Intimate, powerful portraits of diverse subjects, including a young bride posing with an iguana, a dwarf couple dressed as revolutionaries Emiliano Zapata and Adelita, a police officer disguised as a sex-worker, a local amateur theater troupe, and an older generation of Muxes (Zapotec culture’s “third gender”, who are male by birth but dress as and fulfill roles more associated with women) are depicted in the candid and direct manner that is Hugo’s signature style. Often drawing on Mexican history, cultural icons, art historical and literary references, such as the mural From the Dictatorship of Porfirio Diaz to the Revolution (1957-66) by Communist artist David Alfaro Siqueiros, the literary figure Don Quixote and stories from the Bible, the artist and his subjects collaborate to investigate the culture’s complex reconciliation of the celebration of life with the realities of violence and death. Hugo has observed of the Mexican people, “...humor, ritual, a strong sense of community and an embrace of the inevitable make it possible to live with tragic and often unacceptable situations”.

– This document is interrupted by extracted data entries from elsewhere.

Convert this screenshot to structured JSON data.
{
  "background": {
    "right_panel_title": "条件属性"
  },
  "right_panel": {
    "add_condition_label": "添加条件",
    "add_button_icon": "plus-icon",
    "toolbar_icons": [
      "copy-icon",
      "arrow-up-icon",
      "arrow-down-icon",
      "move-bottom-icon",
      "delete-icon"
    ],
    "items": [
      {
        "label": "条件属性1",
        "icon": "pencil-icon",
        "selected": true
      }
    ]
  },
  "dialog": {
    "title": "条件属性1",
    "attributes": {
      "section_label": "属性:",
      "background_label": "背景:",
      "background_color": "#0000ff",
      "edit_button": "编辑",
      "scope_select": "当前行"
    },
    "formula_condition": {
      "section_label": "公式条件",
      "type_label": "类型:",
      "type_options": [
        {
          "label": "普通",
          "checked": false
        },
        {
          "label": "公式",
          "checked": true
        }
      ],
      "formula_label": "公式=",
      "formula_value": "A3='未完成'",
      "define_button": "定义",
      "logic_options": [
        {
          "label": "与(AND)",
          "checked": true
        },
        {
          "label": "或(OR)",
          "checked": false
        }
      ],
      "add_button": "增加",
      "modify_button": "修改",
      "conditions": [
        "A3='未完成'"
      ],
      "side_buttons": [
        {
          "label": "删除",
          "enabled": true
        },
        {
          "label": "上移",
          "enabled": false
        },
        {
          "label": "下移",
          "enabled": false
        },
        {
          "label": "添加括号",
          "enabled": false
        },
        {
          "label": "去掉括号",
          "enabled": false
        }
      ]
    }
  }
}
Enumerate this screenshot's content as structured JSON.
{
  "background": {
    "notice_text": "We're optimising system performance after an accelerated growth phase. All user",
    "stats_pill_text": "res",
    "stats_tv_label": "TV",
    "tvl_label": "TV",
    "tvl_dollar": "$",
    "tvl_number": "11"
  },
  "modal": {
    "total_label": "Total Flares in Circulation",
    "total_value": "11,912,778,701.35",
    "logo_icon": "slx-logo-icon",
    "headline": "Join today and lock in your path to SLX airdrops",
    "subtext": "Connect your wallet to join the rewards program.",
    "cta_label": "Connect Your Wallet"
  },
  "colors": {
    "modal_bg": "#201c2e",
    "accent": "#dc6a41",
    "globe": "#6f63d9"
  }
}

As a metaphor for the ethos in which the extremes of life and death reside comfortably, Hugo chose to title his series after the Spanish folk song, La Cucaracha, about a cockroach struggling to walk with its two hind legs missing. While the origin of the upbeat song is unknown, it has, over time, been coopted and embellished since the 1800s by groups as diverse as rebels and dictators, marijuana users and Looney Tunes cartoons. The heroic creature ideally symbolizes perseverance in spite of hardship and, along with the many nude portraits in Hugo’s new series, reflects the artist’s long-standing interest in how history, the environment, and the passage of time inscribe themselves on a culture, and on a physical body via tan lines, scars, tattoos and wrinkles.